Embedding models convert text to dense vectors for semantic search, RAG retrieval, classification, and clustering. The choice of embedding model affects retrieval quality, cost, storage size, and indexing speed — and it's one of the least-discussed decisions in RAG pipeline architecture despite having significant downstream impact.
The MTEB (Massive Text Embedding Benchmark) is the standard evaluation suite for embedding models, covering 56 tasks across 8 categories. As of mid-2026, the top performers on the English MTEB leaderboard are proprietary models: Voyage AI's voyage-3-large (67.8 average score), OpenAI's text-embedding-3-large (64.6), and Cohere's embed-v4.0 (64.3). For open-source models, GTE-Qwen2-7B-instruct (67.4) and mxbai-embed-large-v1 (64.7) are competitive with the proprietary options at zero API cost.
OpenAI text-embedding-3-large produces 3072-dimensional vectors at $0.13/million tokens. text-embedding-3-small produces 1536-dimensional vectors at $0.02/million tokens with roughly 80% of the quality. For most RAG applications, the small model is sufficient — the quality gap narrows significantly once you've addressed chunking strategy and retrieval logic.
Voyage AI's voyage-3 and voyage-code-3 are purpose-built for code and technical content retrieval. voyage-code-3 outperforms general embedding models on code search by a significant margin — relevant for tools like GitIntel that work with source code. Cost is $0.06/million tokens.
For open-source deployment: mxbai-embed-large-v1 (335M parameters, 1024 dimensions) runs on a CPU-only server and delivers performance comparable to text-embedding-3-small. Download once via HuggingFace, run locally indefinitely with zero API cost. Suitable for privacy-sensitive workloads or high-volume applications where API costs become prohibitive.
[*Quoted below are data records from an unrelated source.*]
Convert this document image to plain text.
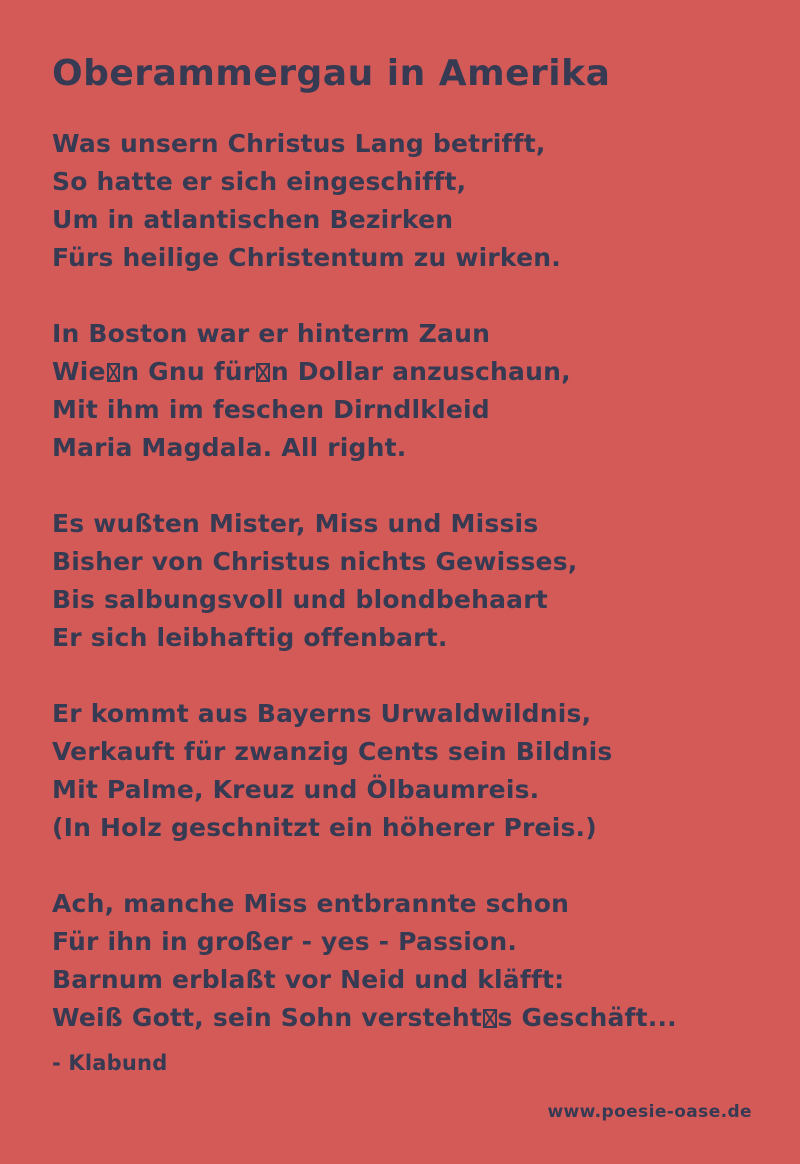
Oberammergau in Amerika
Was unsern Christus Lang betrifft,
So hatte er sich eingeschifft,
Um in atlantischen Bezirken
Fürs heilige Christentum zu wirken.
In Boston war er hinterm Zaun
Wie n Gnu für n Dollar anzuschaun,
Mit ihm im feschen Dirndlkleid
Maria Magdala. All right.
Es wußten Mister, Miss und Missis
Bisher von Christus nichts Gewisses,
Bis salbungsvoll und blondbehaart
Er sich leibhaftig offenbart.
Er kommt aus Bayerns Urwaldwildnis,
Verkauft für zwanzig Cents sein Bildnis
Mit Palme, Kreuz und Ölbaumreis.
(In Holz geschnitzt ein höherer Preis.)
Ach, manche Miss entbrannte schon
Für ihn in großer - yes - Passion.
Barnum erblaßt vor Neid und kläfft:
Weiß Gott, sein Sohn versteht s Geschäft...
- Klabund
www.poesie-oase.de
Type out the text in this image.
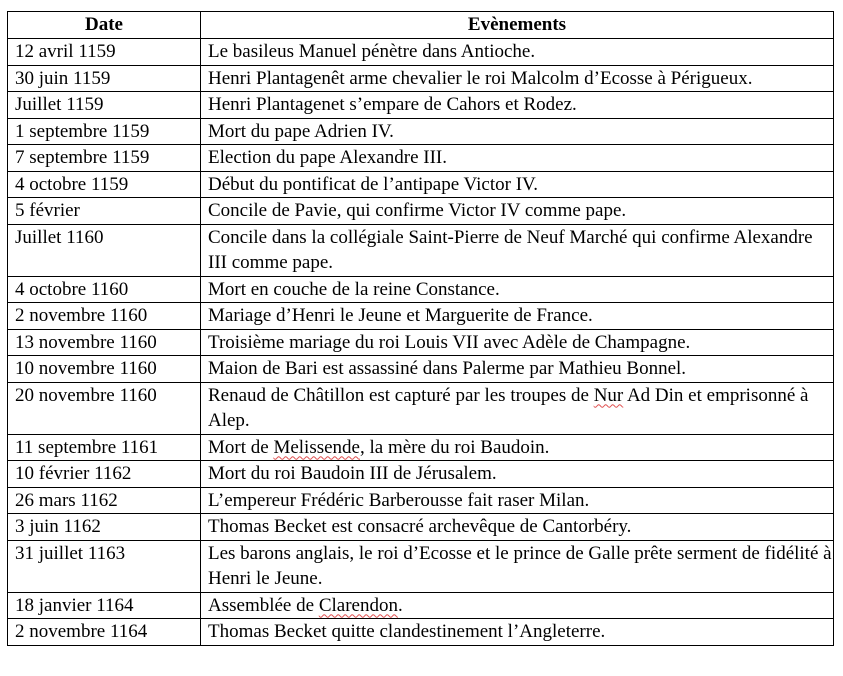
Date	Evènements
12 avril 1159	Le basileus Manuel pénètre dans Antioche.
30 juin 1159	Henri Plantagenêt arme chevalier le roi Malcolm d’Ecosse à Périgueux.
Juillet 1159	Henri Plantagenet s’empare de Cahors et Rodez.
1 septembre 1159	Mort du pape Adrien IV.
7 septembre 1159	Election du pape Alexandre III.
4 octobre 1159	Début du pontificat de l’antipape Victor IV.
5 février	Concile de Pavie, qui confirme Victor IV comme pape.
Juillet 1160	Concile dans la collégiale Saint-Pierre de Neuf Marché qui confirme Alexandre III comme pape.
4 octobre 1160	Mort en couche de la reine Constance.
2 novembre 1160	Mariage d’Henri le Jeune et Marguerite de France.
13 novembre 1160	Troisième mariage du roi Louis VII avec Adèle de Champagne.
10 novembre 1160	Maion de Bari est assassiné dans Palerme par Mathieu Bonnel.
20 novembre 1160	Renaud de Châtillon est capturé par les troupes de Nur Ad Din et emprisonné à Alep.
11 septembre 1161	Mort de Melissende, la mère du roi Baudoin.
10 février 1162	Mort du roi Baudoin III de Jérusalem.
26 mars 1162	L’empereur Frédéric Barberousse fait raser Milan.
3 juin 1162	Thomas Becket est consacré archevêque de Cantorbéry.
31 juillet 1163	Les barons anglais, le roi d’Ecosse et le prince de Galle prête serment de fidélité à Henri le Jeune.
18 janvier 1164	Assemblée de Clarendon.
2 novembre 1164	Thomas Becket quitte clandestinement l’Angleterre.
Vector dimension matters for storage. 1536-dimensional float32 vectors: 6KB per embedding. At 1 million documents, that's 6GB of vector storage. 256-dimensional matryoshka embeddings (supported by text-embedding-3-* models) can reduce this 6x with modest quality loss — useful when storage cost is a constraint.
Practical recommendation: start with text-embedding-3-small for prototyping (cheap, fast, widely supported). Move to voyage-3 or a local model if retrieval quality is insufficient. Use voyage-code-3 or mxbai-embed-large for code retrieval tasks.